Answers to Common Questions
#1: There is a counting problem in this reading. The Torah says, twice, that we were slaves for 430 years. But elsewhere, the number is years is far lower. So what’s going on?
I think the answer goes back to the dark covenant I discussed two weeks ago. Avraham is told that his descedents will be enslaved for four generations but it doesn’t say who will enslave them. Near the end of the quasi-vision there are furnaces and smoke and a darkness describing using a word used nowhere else in Chumash.
Perhaps Avraham was not promised a slavery in Egypt, but simply four generations of slavery. The people left Egypt early because they were at risk of having no future. The midrash says they stopped having children. The text itself can point to all boys being drowned. One could suggest that they cried out using the same words as those used to describe the crying of S’dom. It is a cry of those who don’t want to continue.
They had to be rescued. Hashem had to Zocher them. He had to act not because they deserved it but because he had a contract with Avraham. He was obligated to rescue them – early.
But the remaining years do not go away.
The words used here are used in a place called Sukkot.
It is a magical place in that it seems to be in many places. It is a word, which we’ll discuss elsewhere, that suggests timelessness. The text itself does so. That night is described as a night of watching for all of bnei Yisrael throughout their generations.
Perhaps we can read this passage not as a telling of the past, but as a telling of what is to be. When our four hundred and thirty years of slavery are complete – and I hope they are – then, we will finally be redeemed.
(a note post podcast: there is no past and present tense. There is, to use non-technical terms, complete and incomplete. Perhaps this use of the complete suggests that this eventual redemption is a done deal)
I said at the beginning that this episode was dedicated to two people who passed away in the last two weeks. When I go to a shiva call I always ask the same question: tell me one thing about the person who passed away that you would want to spread. It could be a character trait, an action, a belief or a story or whatever.
The stories of these two people are tied closely to the story of Yetziat Mitzraim, or the Exodus.
Yisrael ben Avraham was a teacher. He taught enormous numbers of young men and women. Many moved to Israel on the basis of his influence. The characteristic his daughter told me about was that he gave up on no one. Others might have said a child had no future, but he insisted that there was a future to be had. He never gave up on himself either. He acquired his Ph.D. at 77 years of age. Yisrael ben Avraham was a man dedicating to establishing a future which was dedicated to Hashem – and he never gave up on doing so. The connections should be obvious.
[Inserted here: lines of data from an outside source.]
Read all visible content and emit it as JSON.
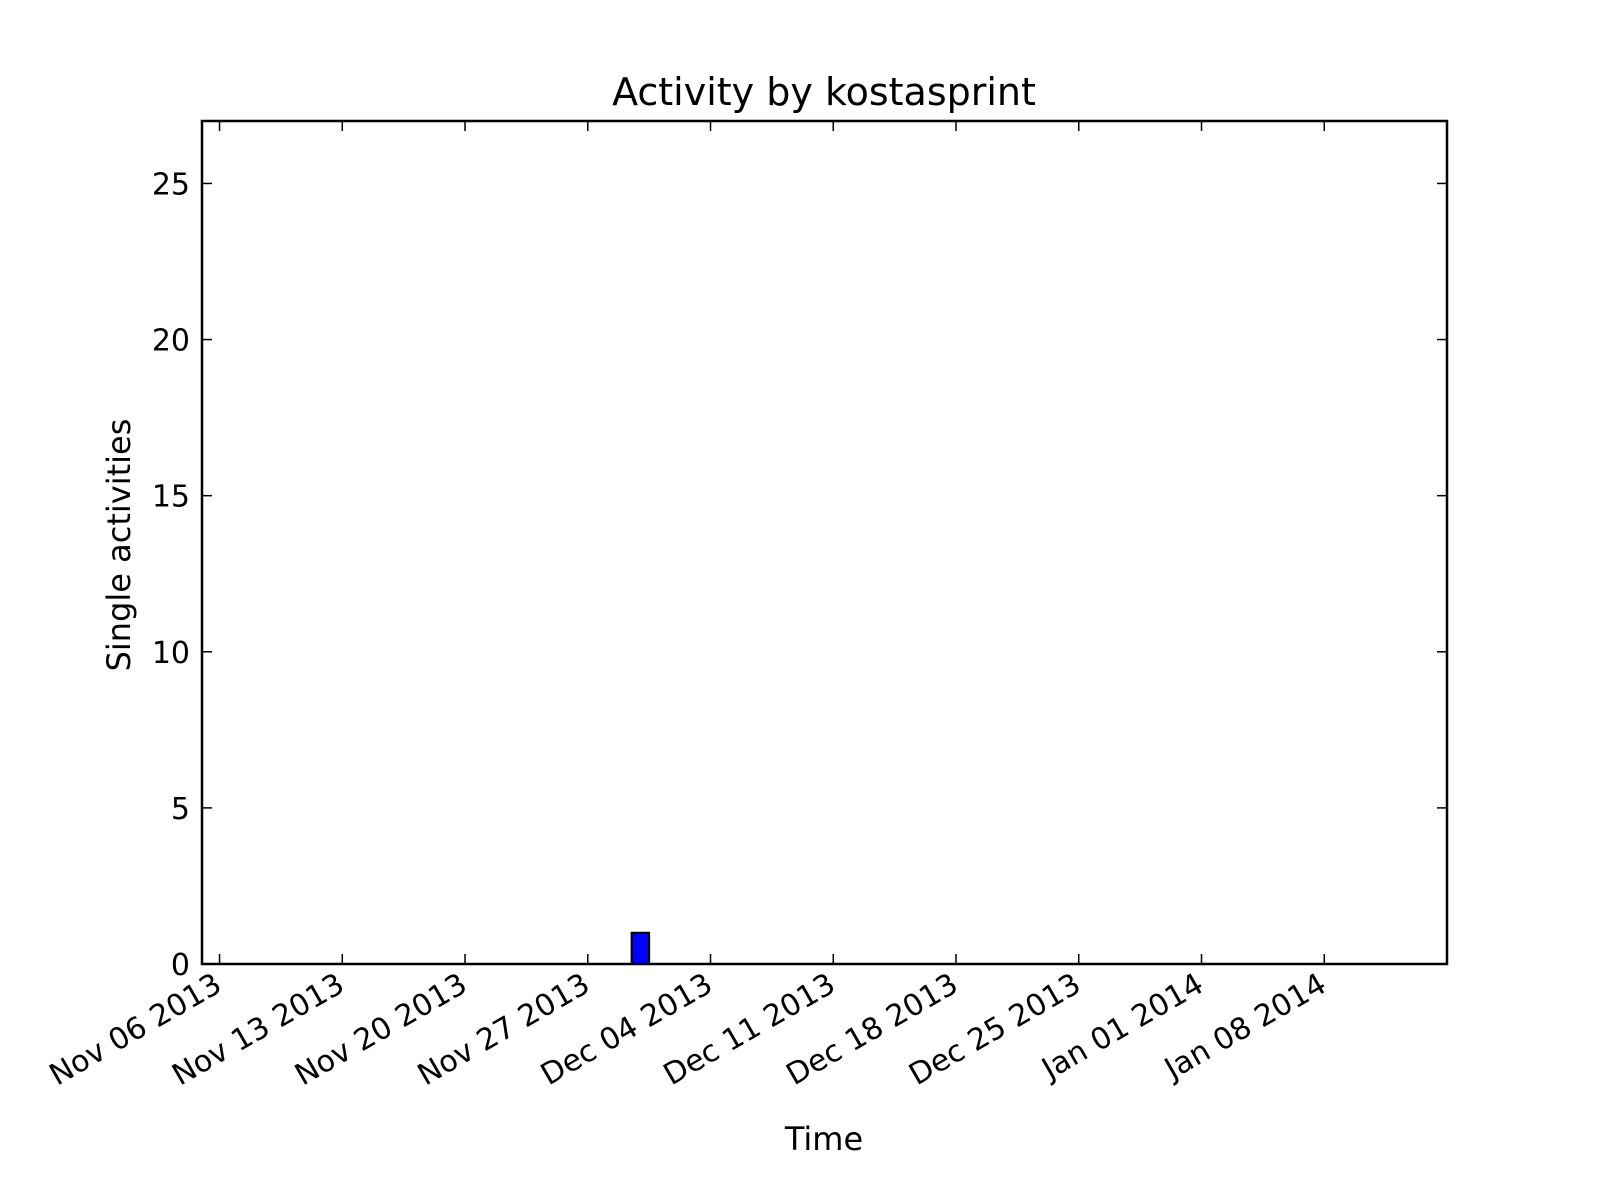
{
  "chart_data": {
    "type": "bar",
    "title": "Activity by kostasprint",
    "xlabel": "Time",
    "ylabel": "Single activities",
    "x_axis_type": "date",
    "xlim": [
      "2013-11-05",
      "2014-01-15"
    ],
    "ylim": [
      0,
      27
    ],
    "x_ticks": [
      {
        "date": "2013-11-06",
        "label": "Nov 06 2013"
      },
      {
        "date": "2013-11-13",
        "label": "Nov 13 2013"
      },
      {
        "date": "2013-11-20",
        "label": "Nov 20 2013"
      },
      {
        "date": "2013-11-27",
        "label": "Nov 27 2013"
      },
      {
        "date": "2013-12-04",
        "label": "Dec 04 2013"
      },
      {
        "date": "2013-12-11",
        "label": "Dec 11 2013"
      },
      {
        "date": "2013-12-18",
        "label": "Dec 18 2013"
      },
      {
        "date": "2013-12-25",
        "label": "Dec 25 2013"
      },
      {
        "date": "2014-01-01",
        "label": "Jan 01 2014"
      },
      {
        "date": "2014-01-08",
        "label": "Jan 08 2014"
      }
    ],
    "y_ticks": [
      0,
      5,
      10,
      15,
      20,
      25
    ],
    "bars": [
      {
        "date": "2013-11-30",
        "value": 1
      }
    ],
    "bar_color": "#0000ff",
    "grid": false,
    "legend": false
  }
}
Miriam bat Moshe Yaacov’s son told me a remarkable story. Miriam lost her parents and her two sisters in the Shoah, in the Holocaust. But she and two other sisters survived. They survived by sticking together. At one critical point, they ran away from a death march at Auschwitz. This story captured two beautiful contrasting ideas: By depending on her sisters, Miriam found the independence to make an incredibly difficult choice.
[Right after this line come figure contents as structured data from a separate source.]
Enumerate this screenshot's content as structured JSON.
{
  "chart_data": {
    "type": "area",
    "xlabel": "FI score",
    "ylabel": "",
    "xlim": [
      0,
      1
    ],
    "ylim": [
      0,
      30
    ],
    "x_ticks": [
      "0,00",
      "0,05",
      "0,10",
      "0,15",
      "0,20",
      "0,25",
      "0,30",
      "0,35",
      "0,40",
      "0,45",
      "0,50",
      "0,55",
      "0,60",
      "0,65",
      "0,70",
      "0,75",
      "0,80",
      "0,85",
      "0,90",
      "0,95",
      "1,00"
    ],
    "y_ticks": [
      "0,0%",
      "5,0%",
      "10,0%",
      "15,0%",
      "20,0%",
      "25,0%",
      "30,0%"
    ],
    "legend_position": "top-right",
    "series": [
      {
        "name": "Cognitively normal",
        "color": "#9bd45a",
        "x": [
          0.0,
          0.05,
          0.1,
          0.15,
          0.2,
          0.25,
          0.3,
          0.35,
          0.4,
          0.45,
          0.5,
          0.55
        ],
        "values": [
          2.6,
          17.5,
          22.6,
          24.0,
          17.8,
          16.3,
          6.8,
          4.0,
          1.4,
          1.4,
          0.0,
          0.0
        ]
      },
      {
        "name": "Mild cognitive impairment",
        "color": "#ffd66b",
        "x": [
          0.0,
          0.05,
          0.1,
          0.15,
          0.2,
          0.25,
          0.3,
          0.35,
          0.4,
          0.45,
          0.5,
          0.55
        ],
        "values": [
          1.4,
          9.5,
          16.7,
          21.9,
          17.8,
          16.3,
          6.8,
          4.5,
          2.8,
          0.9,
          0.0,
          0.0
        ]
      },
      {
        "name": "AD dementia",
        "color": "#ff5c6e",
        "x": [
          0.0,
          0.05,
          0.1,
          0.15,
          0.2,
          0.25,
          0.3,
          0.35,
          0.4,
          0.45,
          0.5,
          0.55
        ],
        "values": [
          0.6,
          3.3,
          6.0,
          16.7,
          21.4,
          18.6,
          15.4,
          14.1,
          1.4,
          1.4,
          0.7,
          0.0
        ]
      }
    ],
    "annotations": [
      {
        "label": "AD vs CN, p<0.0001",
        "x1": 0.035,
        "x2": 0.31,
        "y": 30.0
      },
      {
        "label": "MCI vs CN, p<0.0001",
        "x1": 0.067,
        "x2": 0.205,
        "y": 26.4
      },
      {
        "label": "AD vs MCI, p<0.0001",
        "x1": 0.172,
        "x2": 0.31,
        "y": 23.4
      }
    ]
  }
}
As you know, as I discussed earlier, I see the Shoah as a continuation of the story of the Egyptian slavery. This was a woman who found a future because she leaned on a tiny sliver of a community and took the responsibility of making a real choice in a world in which choice was only an illusion.
May Yisrael ben Avraham and Miriam bat Moshe Yaacov serve as examples to us all.
Finally, if any of the ideas in this episode help you or appeal to you, then share them. You don’t have to share them in my name; go ahead and steal them. They’ll serve their purpose just a well.